Member of the General Assembly of Prince Edward Island for 2nd Kings
- In office 1872 – November 13, 1889 Serving with Hilary McIsaac, William Hooper, John Underhay
- Preceded by: none
- Succeeded by: John P. Sullivan

Administrator of Prince Edward Island
- In office February 14, 1894 – February 21, 1894
- Preceded by: Jedediah Slason Carvell
- Succeeded by: George William Howlan

Personal details
- Born: December 6, 1839 Hope River, Prince Edward Island Colony
- Died: September 30, 1920 (aged 80) Memramcook, New Brunswick, Canada
- Party: Conservative Party
- Spouse: Alice Maud Mary Newberry ​ ​(m. 1872)​
- Children: 6
- Alma mater: University of Prince Edward Island St. Dunstan's College
- Occupation: Journalist, lawyer, and judge
- Profession: Politician
- Cabinet: Solicitor General (1873–1876)

= William Wilfred Sullivan =

Canadian politician

Sir William Wilfred Sullivan (December 6, 1839 - September 30, 1920) was a Prince Edward Island journalist, politician and jurist, the fourth premier of Prince Edward Island.

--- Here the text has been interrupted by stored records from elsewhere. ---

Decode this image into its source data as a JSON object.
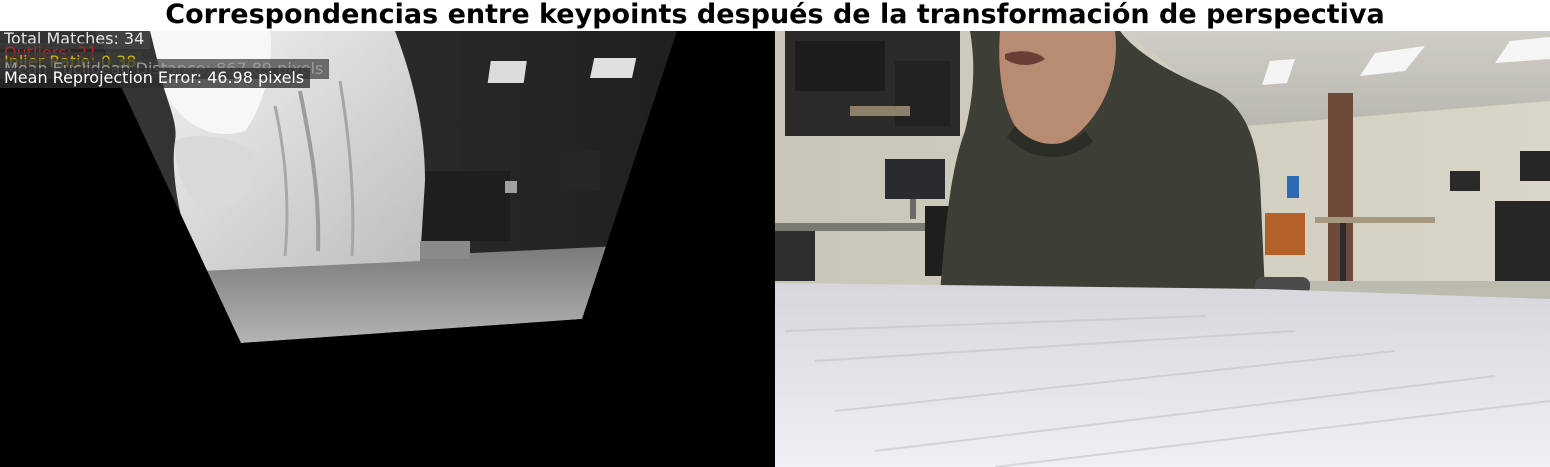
{
  "figure": {
    "title": "Correspondencias entre keypoints después de la transformación de perspectiva"
  },
  "panels": {
    "left": {
      "name": "warped-thermal-image"
    },
    "right": {
      "name": "rgb-camera-image"
    }
  },
  "stats": {
    "total_matches": "Total Matches: 34",
    "outliers": "Outliers: 21",
    "inlier_ratio": "Inlier Ratio: 0.38",
    "mean_euclidean": "Mean Euclidean Distance: 867.89 pixels",
    "mean_reprojection": "Mean Reprojection Error: 46.98 pixels"
  },
  "colors": {
    "total_matches": "#e6e6e6",
    "outliers": "#c81e1e",
    "inlier_ratio": "#c8b400",
    "mean_euclidean": "#9a9a9a",
    "mean_reprojection": "#ffffff"
  }
}
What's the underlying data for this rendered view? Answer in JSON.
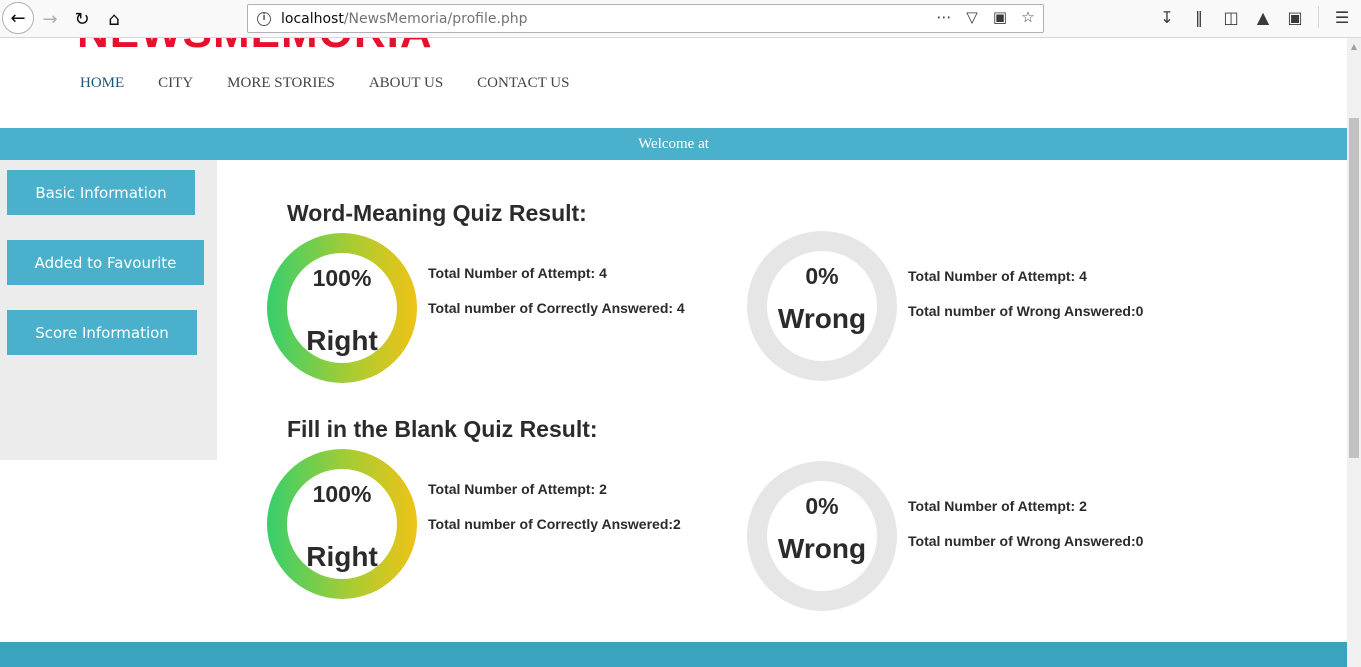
{
  "browser": {
    "url_host": "localhost",
    "url_path": "/NewsMemoria/profile.php"
  },
  "site": {
    "logo": "NEWSMEMORIA",
    "menu": [
      "HOME",
      "CITY",
      "MORE STORIES",
      "ABOUT US",
      "CONTACT US"
    ],
    "welcome": "Welcome at"
  },
  "sidebar": {
    "items": [
      "Basic Information",
      "Added to Favourite",
      "Score Information"
    ]
  },
  "word_meaning": {
    "title": "Word-Meaning Quiz Result:",
    "right_pct": "100%",
    "right_label": "Right",
    "right_stat_attempts": "Total Number of Attempt: 4",
    "right_stat_correct": "Total number of Correctly Answered: 4",
    "wrong_pct": "0%",
    "wrong_label": "Wrong",
    "wrong_stat_attempts": "Total Number of Attempt: 4",
    "wrong_stat_wrong": "Total number of Wrong Answered:0"
  },
  "fill_blank": {
    "title": "Fill in the Blank Quiz Result:",
    "right_pct": "100%",
    "right_label": "Right",
    "right_stat_attempts": "Total Number of Attempt: 2",
    "right_stat_correct": "Total number of Correctly Answered:2",
    "wrong_pct": "0%",
    "wrong_label": "Wrong",
    "wrong_stat_attempts": "Total Number of Attempt: 2",
    "wrong_stat_wrong": "Total number of Wrong Answered:0"
  },
  "colors": {
    "accent": "#4bb0cc",
    "logo": "#e8112d",
    "ring_right_start": "#36cf6c",
    "ring_right_end": "#efc316",
    "ring_wrong": "#e6e6e6"
  }
}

A native of Hope River, Sullivan had a career as an assistant editor at the Charlottetown Herald as well as a lawyer before being elected to the provincial legislature in 1872 as a Liberal MLA.

A staunch Catholic, Sullivan became leader of the opposition in 1877 to the Protestant coalition government of Louis Henry Davies which had been formed to implement a public, secular school system that denied funding to Roman Catholic separate schools. Sullivan reorganised the Conservative Party and was asked by the lieutenant governor to become premier once Davies' coalition broke up and became unable to command a majority in the assembly.

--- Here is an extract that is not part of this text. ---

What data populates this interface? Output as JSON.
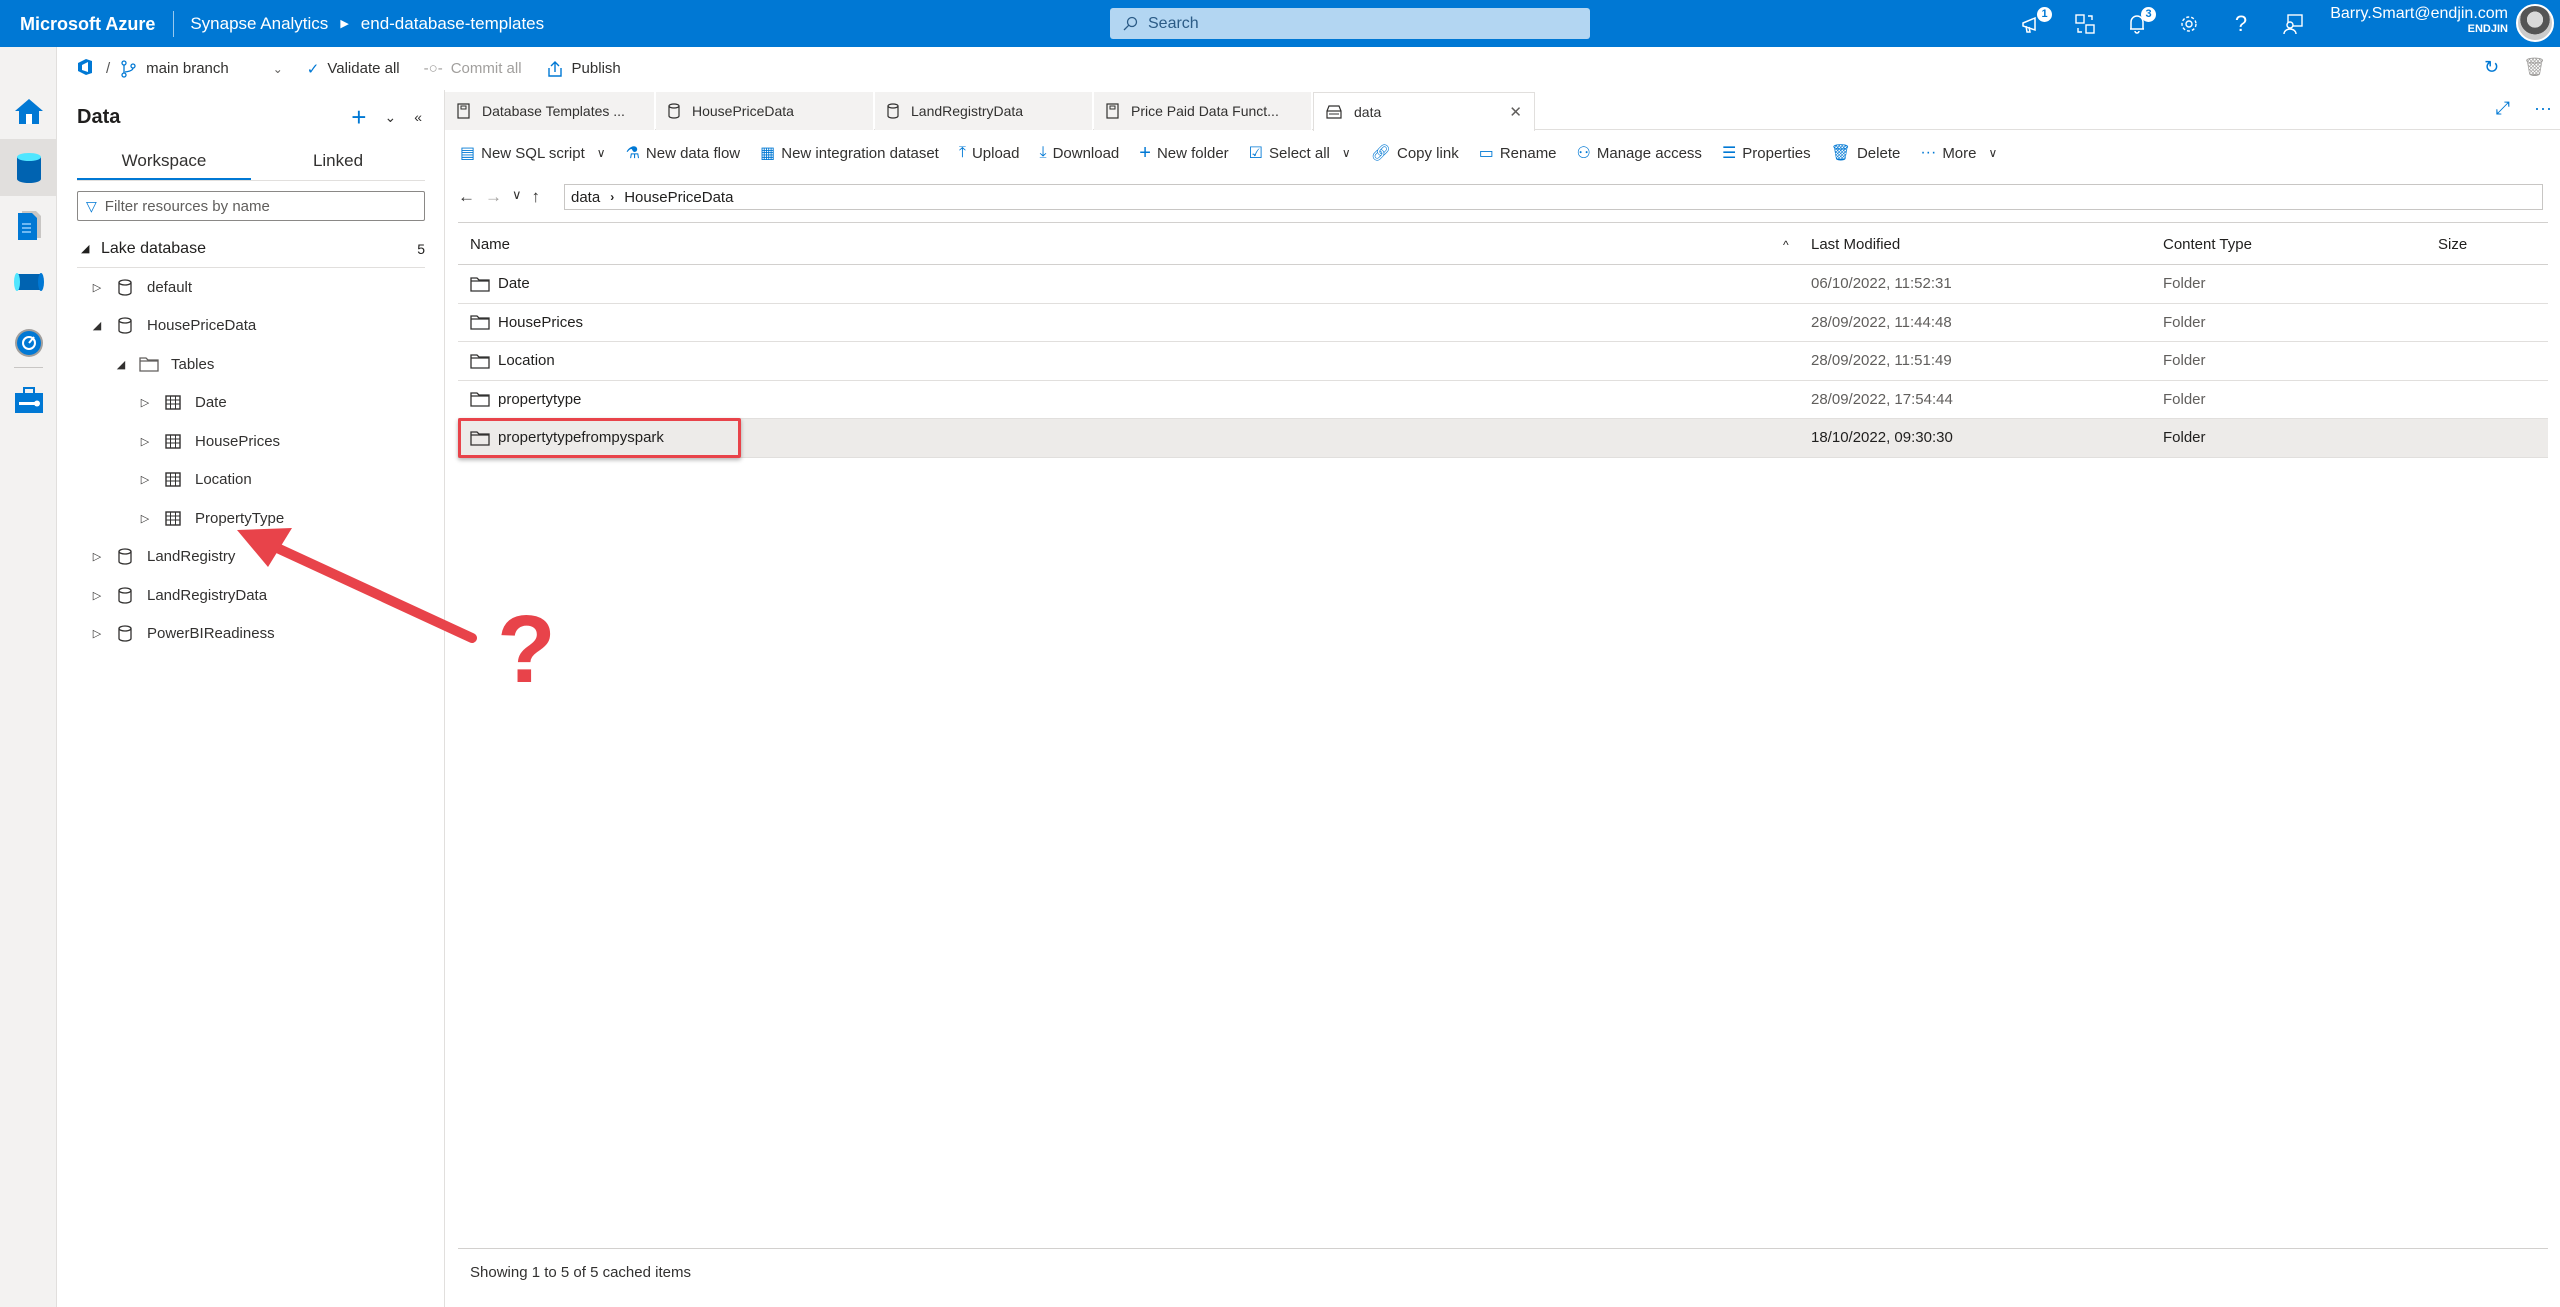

Sullivan served as premier for ten years and fought for PEI's rights in Canada. He protested the federal government's failure to fulfill the terms of Canadian Confederation on which the island had joined the dominion in 1873. In 1886, he petitioned the Imperial government in London protesting Canada's delinquency in respect to promises to ensure communication lines between the island and the rest of the country but the problem remained unresolved until the 1900s.

In 1889, Sullivan was appointed Chief Justice of PEI and served in that position until his retirement in 1917. In 1914 he was made a Knight Bachelor by King George V.